ModernLib.Net / История / Лагерквист Пер Фабиан / Смерть Агасфера - Чтение (стр. 4)
Автор: Лагерквист Пер Фабиан
Жанр: История

 

 


      Незнакомец и монах не заметили этого, ведь маленький огонек перед образом Богоматери не освещал его. И тут он внезапно исчез в темноте. Тьма поглотила его, более его не было рядом с ними. Монах поглядел удивленно на незнакомца, тот пробормотал несколько слов, мол, он и сам не понимает... мол, ему нужно найти его. Монах понимающе кивнул, и они расстались.

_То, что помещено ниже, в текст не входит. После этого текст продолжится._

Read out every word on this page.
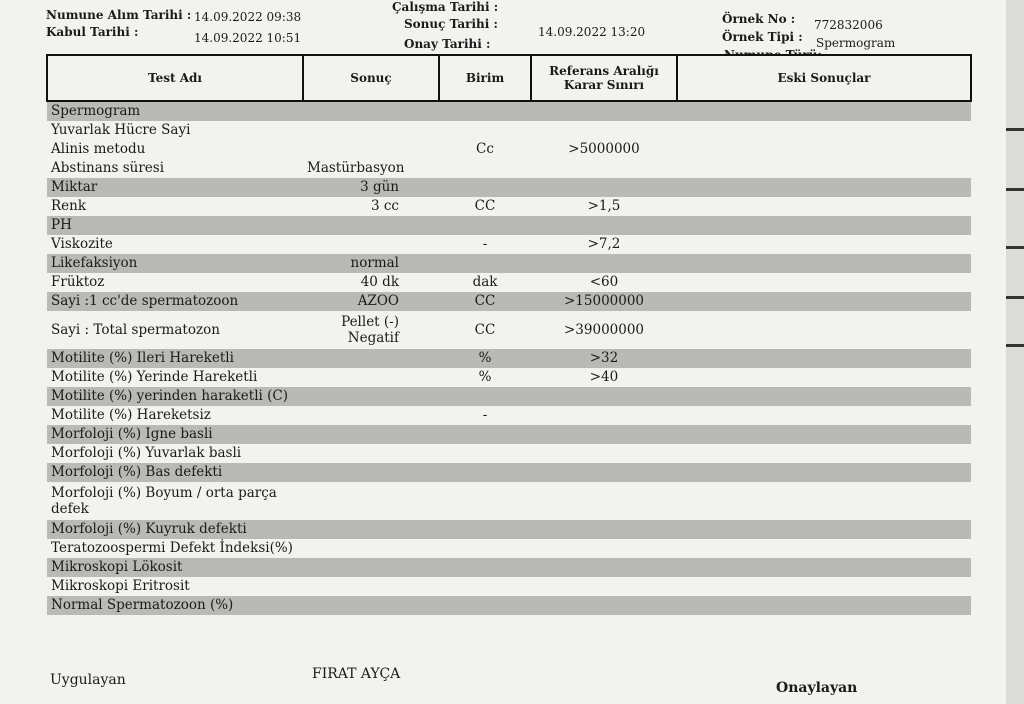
Numune Alım Tarihi : 14.09.2022 09:38
Kabul Tarihi :	14.09.2022 10:51
Çalışma Tarihi :
Sonuç Tarihi :
14.09.2022 13:20
Onay Tarihi :
Örnek No : 772832006
Örnek Tipi : Spermogram
Test Adı	Sonuç	Birim	Referans Aralığı Karar Sınırı	Eski Sonuçlar
Spermogram				
Yuvarlak Hücre Sayi				
Alinis metodu		Cc	>5000000	
Abstinans süresi	Mastürbasyon			
Miktar	3 gün			
Renk	3 cc	CC	>1,5	
PH				
Viskozite		-	>7,2	
Likefaksiyon	normal			
Früktoz	40 dk	dak	<60	
Sayi :1 cc'de spermatozoon	AZOO	CC	>15000000	
Sayi : Total spermatozon	Pellet (-) Negatif	CC	>39000000	
Motilite (%) Ileri Hareketli		%	>32	
Motilite (%) Yerinde Hareketli		%	>40	
Motilite (%) yerinden haraketli (C)				
Motilite (%) Hareketsiz		-		
Morfoloji (%) Igne basli				
Morfoloji (%) Yuvarlak basli				
Morfoloji (%) Bas defekti				
Morfoloji (%) Boyum / orta parça defek				
Morfoloji (%) Kuyruk defekti				
Teratozoospermi Defekt İndeksi(%)				
Mikroskopi Lökosit				
Mikroskopi Eritrosit				
Normal Spermatozoon (%)				
Uygulayan	FIRAT AYÇA
Onaylayan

      В переулках поблизости его не было. Он пошел искать дальше, прошел наконец почти весь городишко, но нигде не нашел. Он не мог понять, куда Товий подевался... Он расспросил случайных прохожих, не попадался ли он им навстречу, но никто его не видел. Под конец он подумал, что надо искать в гавани, хотя в этом не было смысла, - что там делать сбежавшему в столь поздний час?
      В гавани было темно и пусто. Глухой и грозный шум моря раздавался далеко в ночи, - видно, сильно штормило, хотя в самой гавани это было менее заметно. Это была хорошо защищенная гавань, созданная самой природой, даже набережную она постаралась создать, люди ее лишь кое-где улучшили. Сначала он не увидел здесь ни людей, ни единого судна, лишь рыбачьи лодки лежали вытащенные на берег. Но в самом дальнем углу у причала возле горного склона стояла шхуна, по-видимому поднимавшая паруса. Устанавливая их, там чем-то стучали, что-то колотили, оттого-то он и заметил ее. Он пошел туда.

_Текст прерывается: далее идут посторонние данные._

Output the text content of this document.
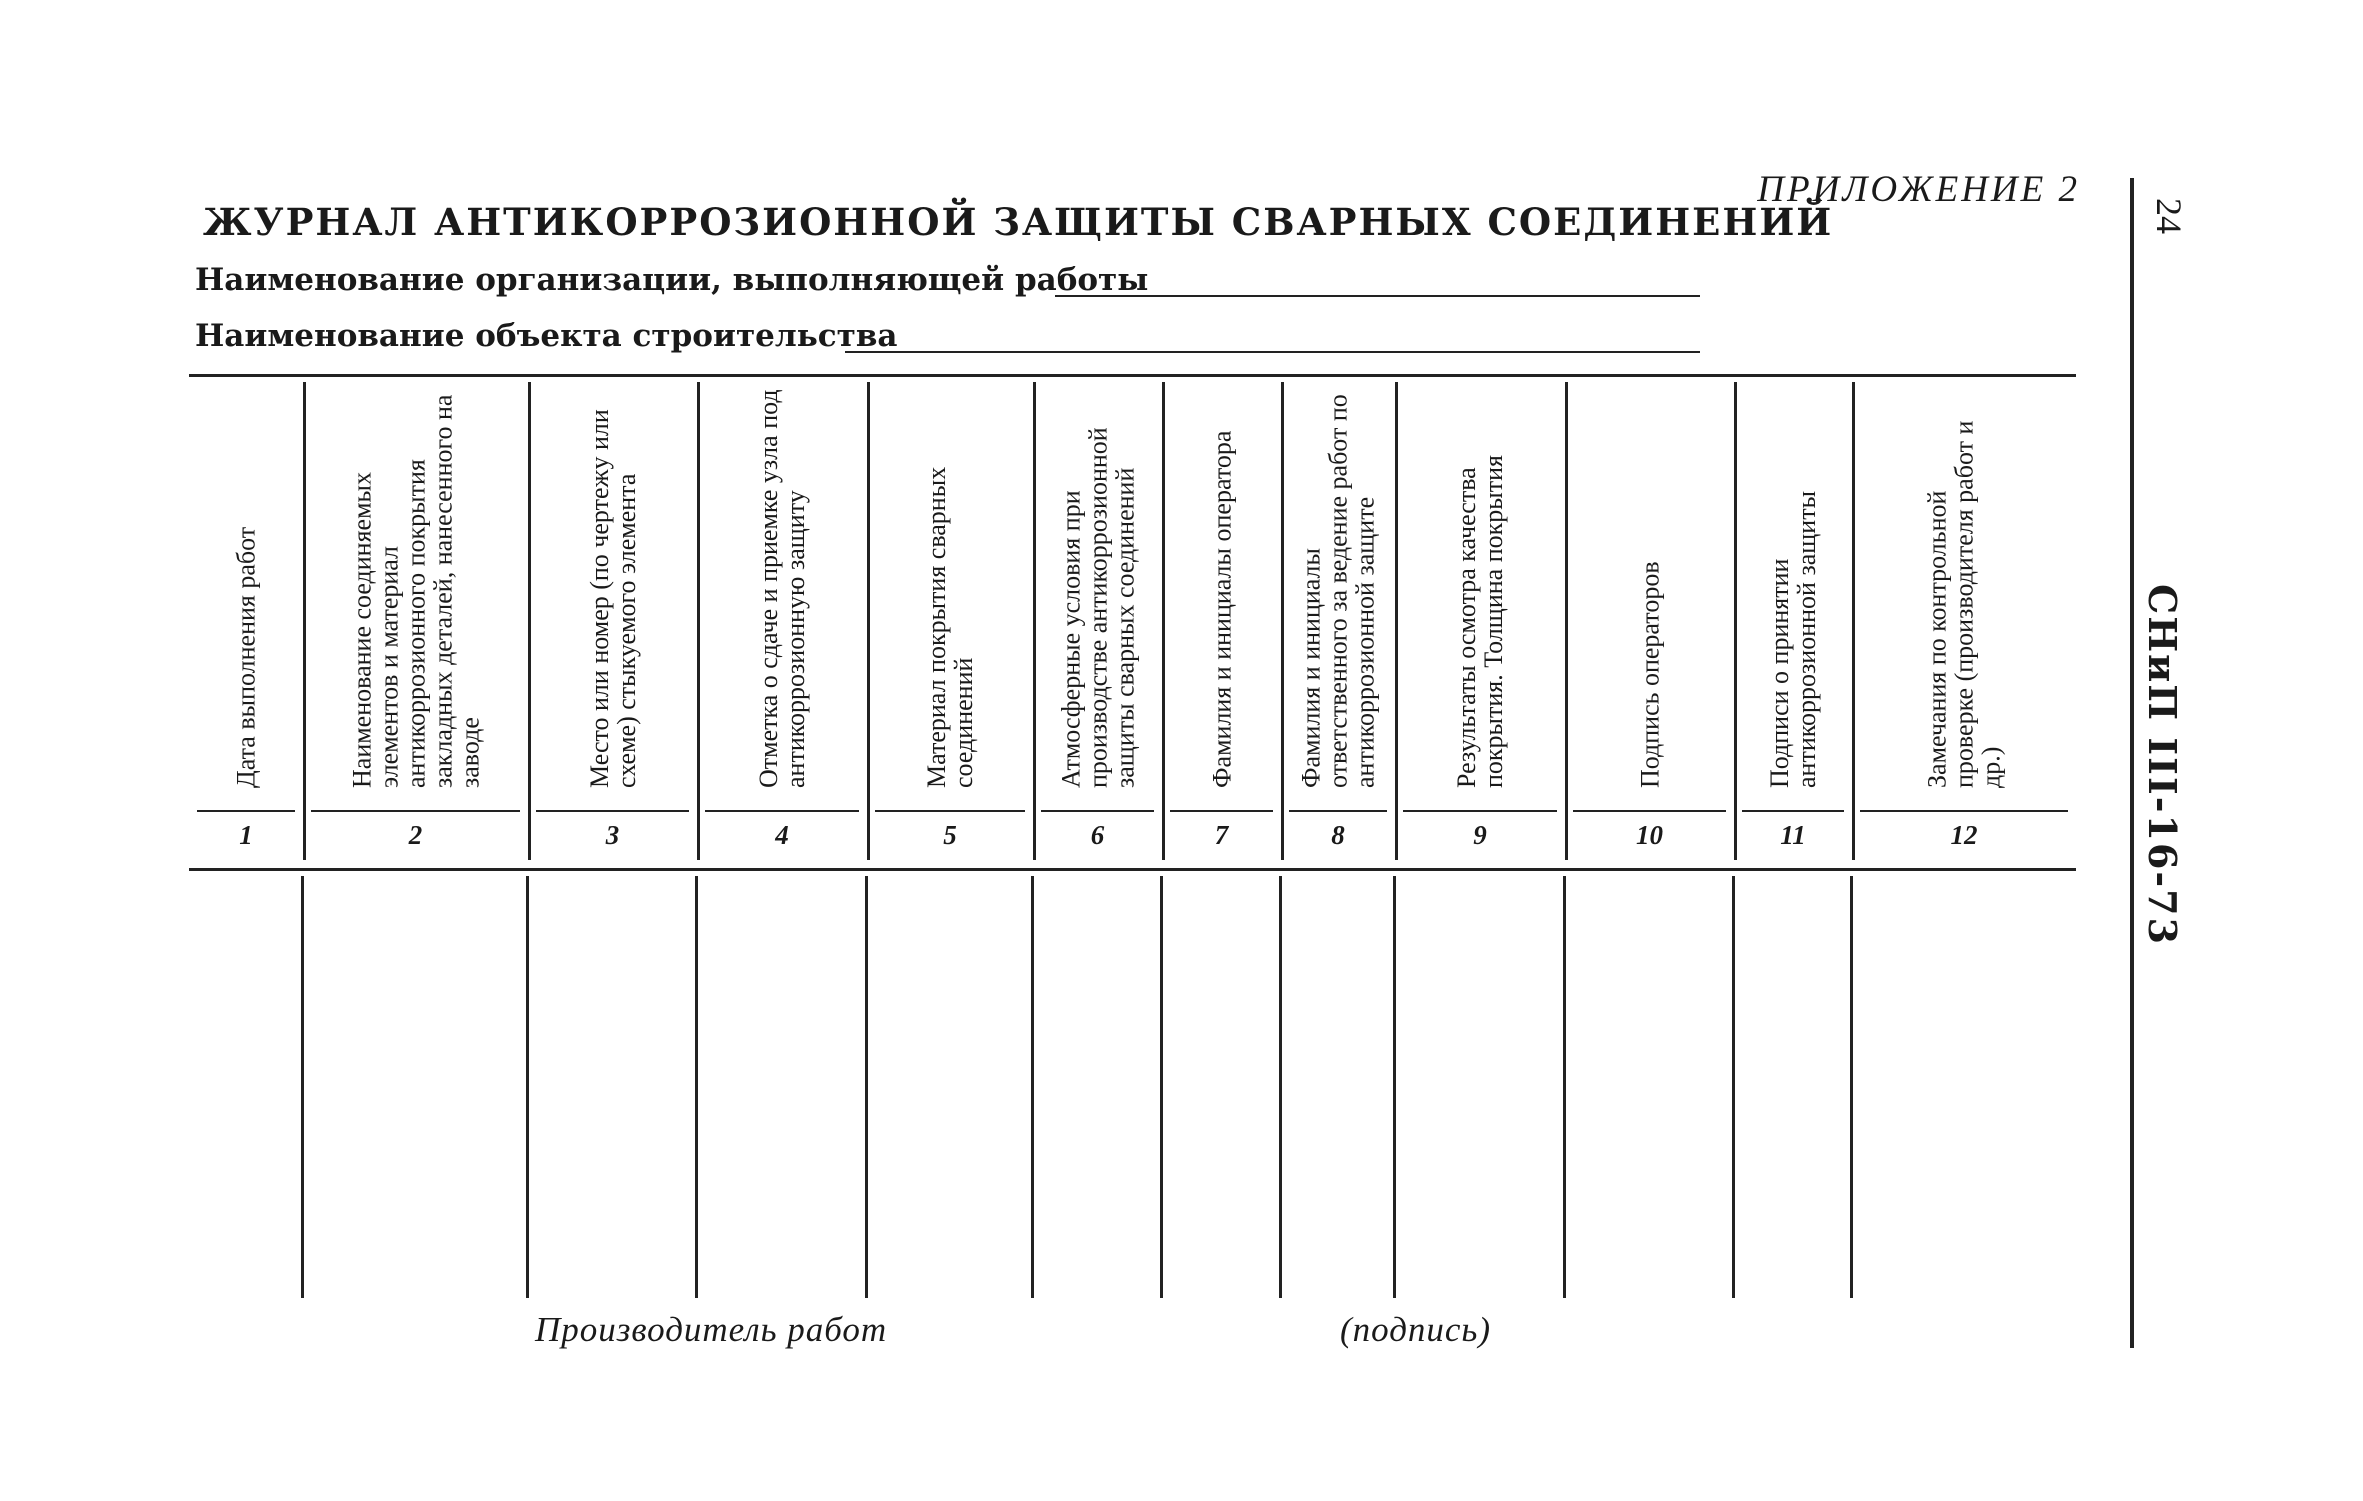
ПРИЛОЖЕНИЕ 2
ЖУРНАЛ АНТИКОРРОЗИОННОЙ ЗАЩИТЫ СВАРНЫХ СОЕДИНЕНИЙ
Наименование организации, выполняющей работы
Наименование объекта строительства
Дата выполнения работ
1
Наименование соединяемых элементов и материал антикоррозионного покрытия закладных деталей, нанесенного на заводе
2
Место или номер (по чертежу или схеме) стыкуемого элемента
3
Отметка о сдаче и приемке узла под антикоррозионную защиту
4
Материал покрытия сварных соединений
5
Атмосферные условия при производстве антикоррозионной защиты сварных соединений
6
Фамилия и инициалы оператора
7
Фамилия и инициалы ответственного за ведение работ по антикоррозионной защите
8
Результаты осмотра качества покрытия. Толщина покрытия
9
Подпись операторов
10
Подписи о принятии антикоррозионной защиты
11
Замечания по контрольной проверке (производителя работ и др.)
12
Производитель работ	(подпись)
24
СНиП III-16-73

      С рей свешивался фонарь, а на берегу под ним стояло несколько человек, занятых оживленным спором. Он подошел ближе и, к своему удивлению, увидел, что один из них - Товий. Он заметил его не сразу, потому что Товий стоял окруженный незнакомыми людьми. Их было трое, вид их явно не внушал доверия. Сомнительные типы, по всему видно - негодяи. Как Товия угораздило попасть в их компанию?
      Он подошел ближе, стараясь держаться незаметно, и прислушался.
      Было ясно лишь, что они уверяли Товия, будто отправляются в Святую землю и возьмут с собой его, если он хорошо заплатит. Как он понял, речь шла о плате. Они пытались выведать, сколько у него денег, чтобы, исходя из того, назначить цену. Товий, очевидно, плохо понимал их, но о главном догадаться было нетрудно. Они клялись, что отправляются в Святую землю, и требовали с него большую плату. Товий был сильно взволнован, в неверном свете фонаря его худое лицо казалось, воспаленным.
      Под конец он достал деньги, очевидно все, что, у него были, и протянул их дрожащей рукой этим; людям. Они схватили деньги и принялись жадно считать их. Они явно удивились, что им достался такой куш, хотя сделали вид, что слишком мало, но, мол, они, так и быть, возьмут его с собой.
      Потом они вдруг заторопились, начали шептаться, что пора уходить. Последние приготовления к отплытию делались в спешке, и Товия чуть ли не затолкали на борт. Можно было подумать, что по какой-то причине корабль должен был без промедления покинуть гавань. Что за темные причины вынудили его к тому, угадать было трудно, однако ясно было одно, что здесь не все ладно. Корабль дергался на швартовах, ветер нетерпеливо рвал паруса, сам корабль выглядел подозрительно. Эта старая, обшарпанная посудина была под стать сброду, составлявшему его команду.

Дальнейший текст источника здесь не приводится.